After that, I can get title stored in char array. How can I convert this array to wstring?


Solution

  • Current solution

    You can use std::wstring_convert to convert a string to or from wstring, using a codecvt to specify the conversion to be performed.

    Example of use:

    string so=u8"Jérôme Ângle"; 
    wstring st; 
    wstring_convert<std::codecvt_utf8<wchar_t>,wchar_t> converter;
    st = converter.from_bytes(so);
    

    If you have a c-string (array of char), the overloads of from_bytes() will do exactly what you want:

    char p[]=u8"Jérôme Ângle";
    wstring ws = converter.from_bytes(p);
    

    Online demo

    Is it sustainable ?

    As pointed out in the comments, C++17 has deprecated codecvt and the wstring_convert utility:

    These features are hard to use correctly, and there are doubts whether they are even specified correctly. Users should use dedicated text-processing libraries instead.

    In addition, a wstring is based on wchar_t which has a very different encoding on linux systems and on windows systems.

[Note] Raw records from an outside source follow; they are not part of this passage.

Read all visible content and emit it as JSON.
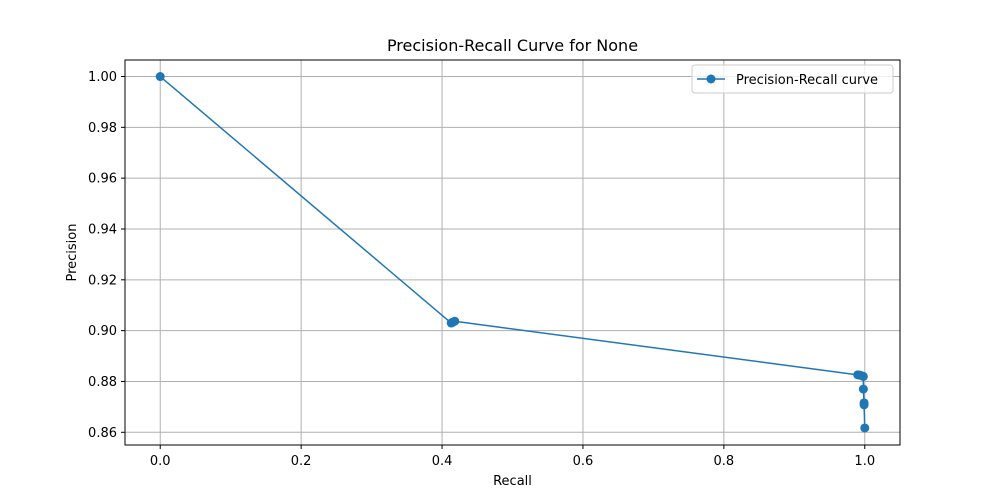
{
  "chart_data": {
    "type": "line",
    "title": "Precision-Recall Curve for None",
    "xlabel": "Recall",
    "ylabel": "Precision",
    "xlim": [
      -0.05,
      1.05
    ],
    "ylim": [
      0.855,
      1.0065
    ],
    "x_ticks": [
      0.0,
      0.2,
      0.4,
      0.6,
      0.8,
      1.0
    ],
    "x_tick_labels": [
      "0.0",
      "0.2",
      "0.4",
      "0.6",
      "0.8",
      "1.0"
    ],
    "y_ticks": [
      0.86,
      0.88,
      0.9,
      0.92,
      0.94,
      0.96,
      0.98,
      1.0
    ],
    "y_tick_labels": [
      "0.86",
      "0.88",
      "0.90",
      "0.92",
      "0.94",
      "0.96",
      "0.98",
      "1.00"
    ],
    "grid": true,
    "legend_position": "top-right",
    "series": [
      {
        "name": "Precision-Recall curve",
        "color": "#1f77b4",
        "marker": "circle",
        "points": [
          {
            "x": 0.0,
            "y": 1.0
          },
          {
            "x": 0.413,
            "y": 0.903
          },
          {
            "x": 0.415,
            "y": 0.9033
          },
          {
            "x": 0.418,
            "y": 0.9037
          },
          {
            "x": 0.99,
            "y": 0.8826
          },
          {
            "x": 0.993,
            "y": 0.8825
          },
          {
            "x": 0.996,
            "y": 0.8822
          },
          {
            "x": 0.998,
            "y": 0.882
          },
          {
            "x": 0.998,
            "y": 0.877
          },
          {
            "x": 0.999,
            "y": 0.8716
          },
          {
            "x": 0.999,
            "y": 0.8708
          },
          {
            "x": 1.0,
            "y": 0.8617
          }
        ]
      }
    ]
  }
}
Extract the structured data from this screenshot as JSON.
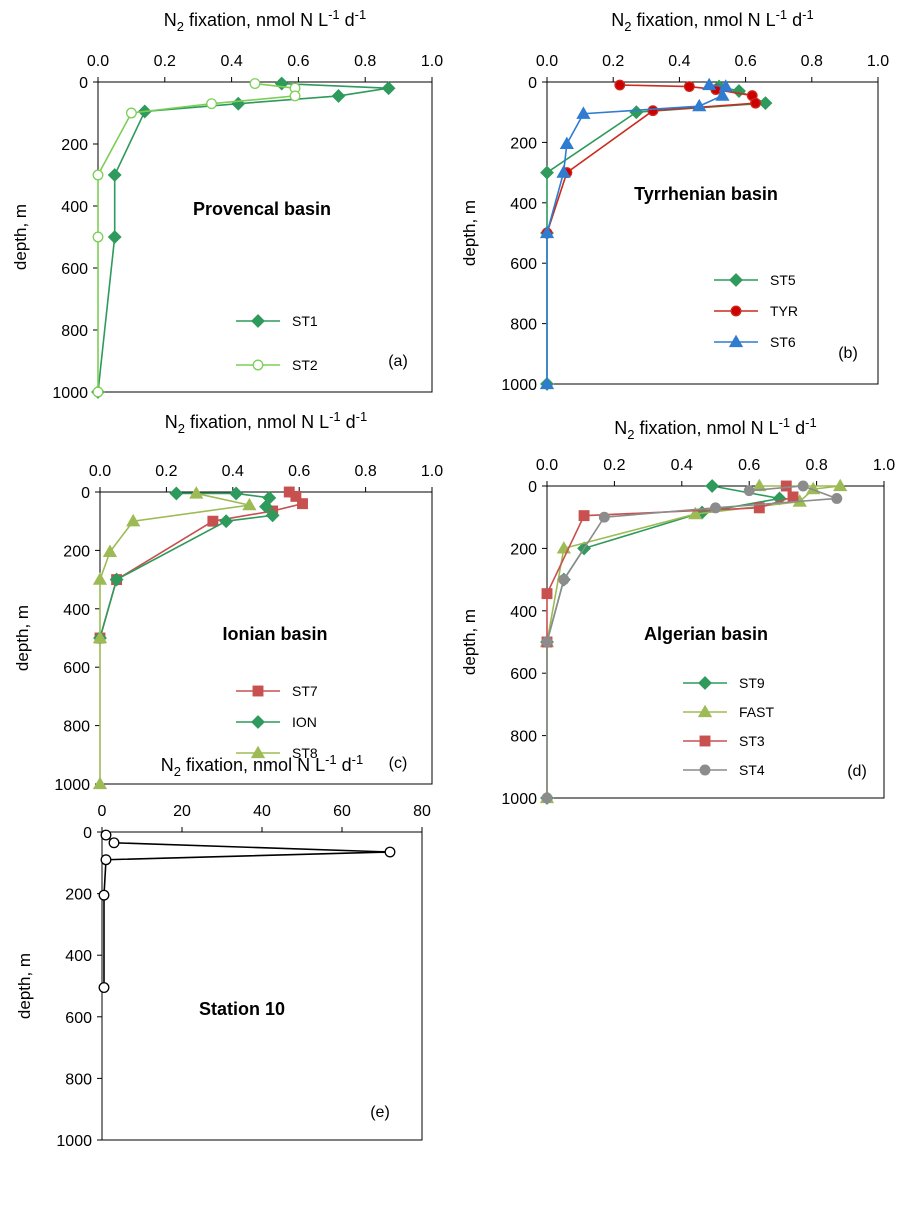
{
  "chart_data": [
    {
      "type": "line",
      "panel": "(a)",
      "title_main": "N",
      "title_sub": "2",
      "title_rest": " fixation, nmol N L",
      "title_sup": "-1",
      "title_end": " d",
      "title_sup2": "-1",
      "ylabel": "depth, m",
      "annotation": "Provencal basin",
      "xlim": [
        0,
        1
      ],
      "ylim": [
        0,
        1000
      ],
      "xticks": [
        "0.0",
        "0.2",
        "0.4",
        "0.6",
        "0.8",
        "1.0"
      ],
      "yticks": [
        "0",
        "200",
        "400",
        "600",
        "800",
        "1000"
      ],
      "y_inverted": true,
      "legend_position": "bottom-right",
      "series": [
        {
          "name": "ST1",
          "color": "#2e9a5c",
          "marker": "diamond",
          "fill": "#2e9a5c",
          "points": [
            [
              0.55,
              5
            ],
            [
              0.87,
              20
            ],
            [
              0.72,
              45
            ],
            [
              0.42,
              70
            ],
            [
              0.14,
              95
            ],
            [
              0.05,
              300
            ],
            [
              0.05,
              500
            ],
            [
              0.0,
              1000
            ]
          ]
        },
        {
          "name": "ST2",
          "color": "#7ccf55",
          "marker": "circle",
          "fill": "#ffffff",
          "points": [
            [
              0.47,
              5
            ],
            [
              0.59,
              20
            ],
            [
              0.59,
              45
            ],
            [
              0.34,
              70
            ],
            [
              0.1,
              100
            ],
            [
              0.0,
              300
            ],
            [
              0.0,
              500
            ],
            [
              0.0,
              1000
            ]
          ]
        }
      ]
    },
    {
      "type": "line",
      "panel": "(b)",
      "title_main": "N",
      "title_sub": "2",
      "title_rest": " fixation, nmol N L",
      "title_sup": "-1",
      "title_end": " d",
      "title_sup2": "-1",
      "ylabel": "depth, m",
      "annotation": "Tyrrhenian basin",
      "xlim": [
        0,
        1
      ],
      "ylim": [
        0,
        1000
      ],
      "xticks": [
        "0.0",
        "0.2",
        "0.4",
        "0.6",
        "0.8",
        "1.0"
      ],
      "yticks": [
        "0",
        "200",
        "400",
        "600",
        "800",
        "1000"
      ],
      "y_inverted": true,
      "legend_position": "bottom-right",
      "series": [
        {
          "name": "ST5",
          "color": "#2e9a5c",
          "marker": "diamond",
          "fill": "#2e9a5c",
          "points": [
            [
              0.52,
              15
            ],
            [
              0.58,
              30
            ],
            [
              0.66,
              70
            ],
            [
              0.27,
              100
            ],
            [
              0.0,
              300
            ],
            [
              0.0,
              500
            ],
            [
              0.0,
              1000
            ]
          ]
        },
        {
          "name": "TYR",
          "color": "#cc2a1e",
          "marker": "circle",
          "fill": "#cc0000",
          "points": [
            [
              0.22,
              10
            ],
            [
              0.43,
              15
            ],
            [
              0.51,
              25
            ],
            [
              0.62,
              45
            ],
            [
              0.63,
              70
            ],
            [
              0.32,
              95
            ],
            [
              0.06,
              300
            ],
            [
              0.0,
              500
            ]
          ]
        },
        {
          "name": "ST6",
          "color": "#2f7cd0",
          "marker": "triangle",
          "fill": "#2f7cd0",
          "points": [
            [
              0.49,
              10
            ],
            [
              0.54,
              15
            ],
            [
              0.53,
              45
            ],
            [
              0.46,
              80
            ],
            [
              0.11,
              105
            ],
            [
              0.06,
              205
            ],
            [
              0.05,
              300
            ],
            [
              0.0,
              500
            ],
            [
              0.0,
              1000
            ]
          ]
        }
      ]
    },
    {
      "type": "line",
      "panel": "(c)",
      "title_main": "N",
      "title_sub": "2",
      "title_rest": " fixation, nmol N L",
      "title_sup": "-1",
      "title_end": " d",
      "title_sup2": "-1",
      "ylabel": "depth, m",
      "annotation": "Ionian basin",
      "xlim": [
        0,
        1
      ],
      "ylim": [
        0,
        1000
      ],
      "xticks": [
        "0.0",
        "0.2",
        "0.4",
        "0.6",
        "0.8",
        "1.0"
      ],
      "yticks": [
        "0",
        "200",
        "400",
        "600",
        "800",
        "1000"
      ],
      "y_inverted": true,
      "legend_position": "bottom-right",
      "series": [
        {
          "name": "ST7",
          "color": "#c8504f",
          "marker": "square",
          "fill": "#c8504f",
          "points": [
            [
              0.57,
              0
            ],
            [
              0.59,
              15
            ],
            [
              0.61,
              40
            ],
            [
              0.52,
              65
            ],
            [
              0.34,
              100
            ],
            [
              0.05,
              300
            ],
            [
              0.0,
              500
            ]
          ]
        },
        {
          "name": "ION",
          "color": "#2e9a5c",
          "marker": "diamond",
          "fill": "#2e9a5c",
          "points": [
            [
              0.23,
              5
            ],
            [
              0.41,
              5
            ],
            [
              0.51,
              20
            ],
            [
              0.5,
              50
            ],
            [
              0.52,
              80
            ],
            [
              0.38,
              100
            ],
            [
              0.05,
              300
            ],
            [
              0.0,
              500
            ]
          ]
        },
        {
          "name": "ST8",
          "color": "#9dbb55",
          "marker": "triangle",
          "fill": "#9dbb55",
          "points": [
            [
              0.29,
              5
            ],
            [
              0.45,
              45
            ],
            [
              0.1,
              100
            ],
            [
              0.03,
              205
            ],
            [
              0.0,
              300
            ],
            [
              0.0,
              500
            ],
            [
              0.0,
              1000
            ]
          ]
        }
      ]
    },
    {
      "type": "line",
      "panel": "(d)",
      "title_main": "N",
      "title_sub": "2",
      "title_rest": " fixation, nmol N L",
      "title_sup": "-1",
      "title_end": " d",
      "title_sup2": "-1",
      "ylabel": "depth, m",
      "annotation": "Algerian basin",
      "xlim": [
        0,
        1
      ],
      "ylim": [
        0,
        1000
      ],
      "xticks": [
        "0.0",
        "0.2",
        "0.4",
        "0.6",
        "0.8",
        "1.0"
      ],
      "yticks": [
        "0",
        "200",
        "400",
        "600",
        "800",
        "1000"
      ],
      "y_inverted": true,
      "legend_position": "bottom-right",
      "series": [
        {
          "name": "ST9",
          "color": "#2e9a5c",
          "marker": "diamond",
          "fill": "#2e9a5c",
          "points": [
            [
              0.49,
              0
            ],
            [
              0.69,
              40
            ],
            [
              0.46,
              85
            ],
            [
              0.11,
              200
            ],
            [
              0.05,
              300
            ],
            [
              0.0,
              500
            ],
            [
              0.0,
              1000
            ]
          ]
        },
        {
          "name": "FAST",
          "color": "#9dbb55",
          "marker": "triangle",
          "fill": "#9dbb55",
          "points": [
            [
              0.63,
              0
            ],
            [
              0.87,
              0
            ],
            [
              0.79,
              10
            ],
            [
              0.75,
              50
            ],
            [
              0.44,
              90
            ],
            [
              0.05,
              200
            ],
            [
              0.0,
              500
            ],
            [
              0.0,
              1000
            ]
          ]
        },
        {
          "name": "ST3",
          "color": "#c8504f",
          "marker": "square",
          "fill": "#c8504f",
          "points": [
            [
              0.71,
              0
            ],
            [
              0.73,
              35
            ],
            [
              0.63,
              70
            ],
            [
              0.11,
              95
            ],
            [
              0.0,
              345
            ],
            [
              0.0,
              500
            ]
          ]
        },
        {
          "name": "ST4",
          "color": "#8c8c8c",
          "marker": "circle",
          "fill": "#8c8c8c",
          "points": [
            [
              0.6,
              15
            ],
            [
              0.76,
              0
            ],
            [
              0.86,
              40
            ],
            [
              0.5,
              70
            ],
            [
              0.17,
              100
            ],
            [
              0.05,
              300
            ],
            [
              0.0,
              500
            ],
            [
              0.0,
              1000
            ]
          ]
        }
      ]
    },
    {
      "type": "line",
      "panel": "(e)",
      "title_main": "N",
      "title_sub": "2",
      "title_rest": " fixation, nmol N L",
      "title_sup": "-1",
      "title_end": " d",
      "title_sup2": "-1",
      "ylabel": "depth, m",
      "annotation": "Station 10",
      "xlim": [
        0,
        80
      ],
      "ylim": [
        0,
        1000
      ],
      "xticks": [
        "0",
        "20",
        "40",
        "60",
        "80"
      ],
      "yticks": [
        "0",
        "200",
        "400",
        "600",
        "800",
        "1000"
      ],
      "y_inverted": true,
      "legend_position": "none",
      "series": [
        {
          "name": "",
          "color": "#000000",
          "marker": "circle",
          "fill": "#ffffff",
          "points": [
            [
              1,
              10
            ],
            [
              3,
              35
            ],
            [
              72,
              65
            ],
            [
              1,
              90
            ],
            [
              0.5,
              205
            ],
            [
              0.5,
              505
            ]
          ]
        }
      ]
    }
  ]
}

    So the first question would be to ask why a wstring is needed at all, and why not just keep utf-8 everywhere.

    Depending on the reasons, you may consider to use:

    • ICU and its UnicodeString for a full, in-depth, unicode support
    • boost.locale an its to_utf or utf_to_utf, for common unicode related tasks.
    • utf8-cpp for working with utf8 strings the unicode way (attention, seems not maintained).